I was also the innovator among the cheer team. I designed the bougainvillea creeper garlands (that grew on the boundaries of ground) for the players who were dud performers. Whenever a player of opposite team was hit for a four or six or got out while batting, we would rush out into field, holding the bougainvillea garlands.

Most often we were shooed away, as many of these players would be our seniors. Yet there was no dearth of enthusiasm. Even when in graduation first year, I become to be known as one of the most vocal and mischievous of the lot. Another way to irk the opponents was to rush out to seek autographs after a dud performance.

(The photo of the Institute of Science ground as seen by Google Earth)

Also I was good at creating parodies out of famous Hindi songs and applying them to situations. Also we would use famous advertisements of those times to tease the players. I remember we had a senior who was in M Sc Final (Physics) when we were in B Sc II. This was a handsome guy, but had a peculiar walking gait.
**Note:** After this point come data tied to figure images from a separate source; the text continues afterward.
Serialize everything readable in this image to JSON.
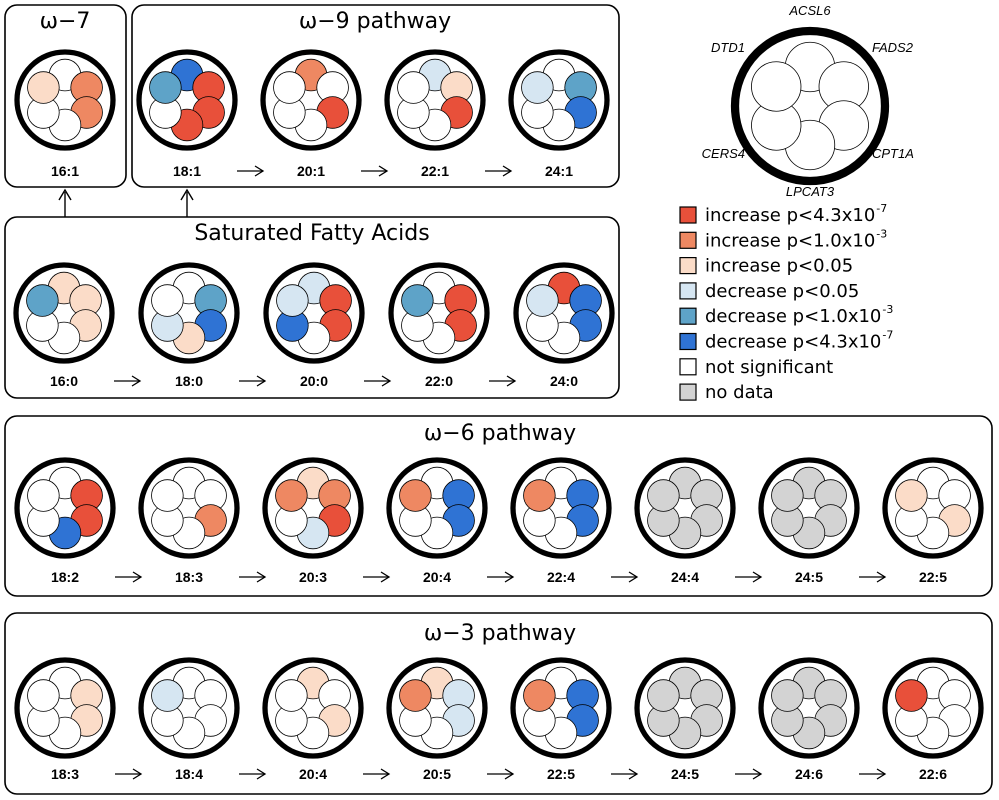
{
  "colors": {
    "inc3": "#e8503a",
    "inc2": "#ee8862",
    "inc1": "#fbdcc8",
    "dec1": "#d6e6f2",
    "dec2": "#5ea3c8",
    "dec3": "#2f73d4",
    "ns": "#ffffff",
    "nd": "#d3d3d3"
  },
  "gene_order": [
    "ACSL6",
    "FADS2",
    "CPT1A",
    "LPCAT3",
    "CERS4",
    "DTD1"
  ],
  "gene_key": {
    "ACSL6": "ACSL6",
    "FADS2": "FADS2",
    "CPT1A": "CPT1A",
    "LPCAT3": "LPCAT3",
    "CERS4": "CERS4",
    "DTD1": "DTD1"
  },
  "legend": [
    {
      "color": "inc3",
      "text": "increase p<4.3x10",
      "sup": "-7"
    },
    {
      "color": "inc2",
      "text": "increase p<1.0x10",
      "sup": "-3"
    },
    {
      "color": "inc1",
      "text": "increase p<0.05",
      "sup": ""
    },
    {
      "color": "dec1",
      "text": "decrease p<0.05",
      "sup": ""
    },
    {
      "color": "dec2",
      "text": "decrease p<1.0x10",
      "sup": "-3"
    },
    {
      "color": "dec3",
      "text": "decrease p<4.3x10",
      "sup": "-7"
    },
    {
      "color": "ns",
      "text": "not significant",
      "sup": ""
    },
    {
      "color": "nd",
      "text": "no data",
      "sup": ""
    }
  ],
  "panels": [
    {
      "id": "omega7",
      "title": "ω−7",
      "items": [
        {
          "label": "16:1",
          "states": [
            "ns",
            "inc2",
            "inc2",
            "ns",
            "ns",
            "inc1"
          ]
        }
      ]
    },
    {
      "id": "omega9",
      "title": "ω−9 pathway",
      "items": [
        {
          "label": "18:1",
          "states": [
            "dec3",
            "inc3",
            "inc3",
            "inc3",
            "ns",
            "dec2"
          ]
        },
        {
          "label": "20:1",
          "states": [
            "inc2",
            "ns",
            "inc3",
            "ns",
            "ns",
            "ns"
          ]
        },
        {
          "label": "22:1",
          "states": [
            "dec1",
            "inc1",
            "inc3",
            "ns",
            "ns",
            "ns"
          ]
        },
        {
          "label": "24:1",
          "states": [
            "ns",
            "dec2",
            "dec3",
            "ns",
            "ns",
            "dec1"
          ]
        }
      ]
    },
    {
      "id": "sfa",
      "title": "Saturated Fatty Acids",
      "items": [
        {
          "label": "16:0",
          "states": [
            "inc1",
            "inc1",
            "inc1",
            "ns",
            "ns",
            "dec2"
          ]
        },
        {
          "label": "18:0",
          "states": [
            "ns",
            "dec2",
            "dec3",
            "inc1",
            "dec1",
            "ns"
          ]
        },
        {
          "label": "20:0",
          "states": [
            "dec1",
            "inc3",
            "inc3",
            "ns",
            "dec3",
            "dec1"
          ]
        },
        {
          "label": "22:0",
          "states": [
            "ns",
            "inc3",
            "inc3",
            "ns",
            "ns",
            "dec2"
          ]
        },
        {
          "label": "24:0",
          "states": [
            "inc3",
            "dec3",
            "dec3",
            "ns",
            "ns",
            "dec1"
          ]
        }
      ]
    },
    {
      "id": "omega6",
      "title": "ω−6 pathway",
      "items": [
        {
          "label": "18:2",
          "states": [
            "ns",
            "inc3",
            "inc3",
            "dec3",
            "ns",
            "ns"
          ]
        },
        {
          "label": "18:3",
          "states": [
            "ns",
            "ns",
            "inc2",
            "ns",
            "ns",
            "ns"
          ]
        },
        {
          "label": "20:3",
          "states": [
            "inc1",
            "inc2",
            "inc3",
            "dec1",
            "ns",
            "inc2"
          ]
        },
        {
          "label": "20:4",
          "states": [
            "ns",
            "dec3",
            "dec3",
            "ns",
            "ns",
            "inc2"
          ]
        },
        {
          "label": "22:4",
          "states": [
            "ns",
            "dec3",
            "dec3",
            "ns",
            "ns",
            "inc2"
          ]
        },
        {
          "label": "24:4",
          "states": [
            "nd",
            "nd",
            "nd",
            "nd",
            "nd",
            "nd"
          ]
        },
        {
          "label": "24:5",
          "states": [
            "nd",
            "nd",
            "nd",
            "nd",
            "nd",
            "nd"
          ]
        },
        {
          "label": "22:5",
          "states": [
            "ns",
            "ns",
            "inc1",
            "ns",
            "ns",
            "inc1"
          ]
        }
      ]
    },
    {
      "id": "omega3",
      "title": "ω−3 pathway",
      "items": [
        {
          "label": "18:3",
          "states": [
            "ns",
            "inc1",
            "inc1",
            "ns",
            "ns",
            "ns"
          ]
        },
        {
          "label": "18:4",
          "states": [
            "ns",
            "ns",
            "ns",
            "ns",
            "ns",
            "dec1"
          ]
        },
        {
          "label": "20:4",
          "states": [
            "inc1",
            "ns",
            "inc1",
            "ns",
            "ns",
            "ns"
          ]
        },
        {
          "label": "20:5",
          "states": [
            "inc1",
            "dec1",
            "dec1",
            "ns",
            "ns",
            "inc2"
          ]
        },
        {
          "label": "22:5",
          "states": [
            "ns",
            "dec3",
            "dec3",
            "ns",
            "ns",
            "inc2"
          ]
        },
        {
          "label": "24:5",
          "states": [
            "nd",
            "nd",
            "nd",
            "nd",
            "nd",
            "nd"
          ]
        },
        {
          "label": "24:6",
          "states": [
            "nd",
            "nd",
            "nd",
            "nd",
            "nd",
            "nd"
          ]
        },
        {
          "label": "22:6",
          "states": [
            "ns",
            "ns",
            "ns",
            "ns",
            "ns",
            "inc3"
          ]
        }
      ]
    }
  ]
}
So whenever he came out for batting, on the sidelines I would imitate his walking style, singing `Tata ka OK dhulai ka saabun' (there used to be nurse walking very stylishly in this famous advertisement on television).
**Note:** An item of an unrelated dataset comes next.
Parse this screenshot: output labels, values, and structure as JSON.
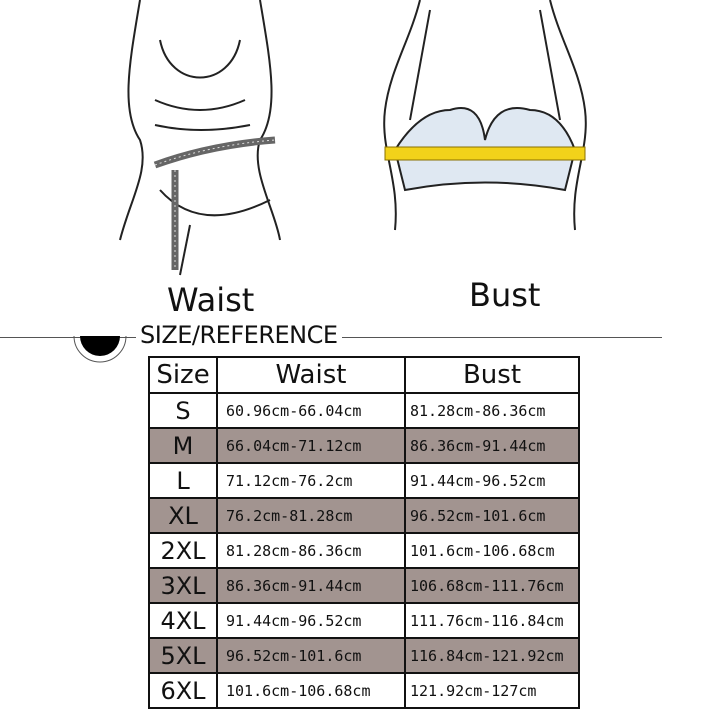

I was hugely embarrassed about a decade later, when this senior turned out to be the cousin of one of my very good friend and recognized me as the `Tata ka Ok' girl despite me being clad in a saree for wedding of my friend.

Coming back to cricket - once I was put up for fielding at forward short leg position (dangerous position I know) against a very good team in a crucial match. Their star batsman was at his best, smashing our bowlers to every corner of field. We had used all tricks to get him out but in vain.

Suddenly, when he was at about 80-odd runs, he decided to smash a drive that lashed directly at me and I was hit hard on my thigh with the cork ball. Interestingly even as I clutched my leg and twitched in pain, I saw my teammate at the mid-on position go down on ground, the ball unbelievingly in his hands. Well, the ball had deflected from my thigh high enough for the catch. The star batsman was out! After that I came to be known as the `Great China Wall' (I had the girth to suit the title then) in college.

Even today, whenever I pass the Institute of Science Ground, which coincidently falls very close to our residence now, I remember those days vividly. Often I catch some amateur club members playing cricket there and I slow down a bit, reliving the days I used to be the `Great China Wall'.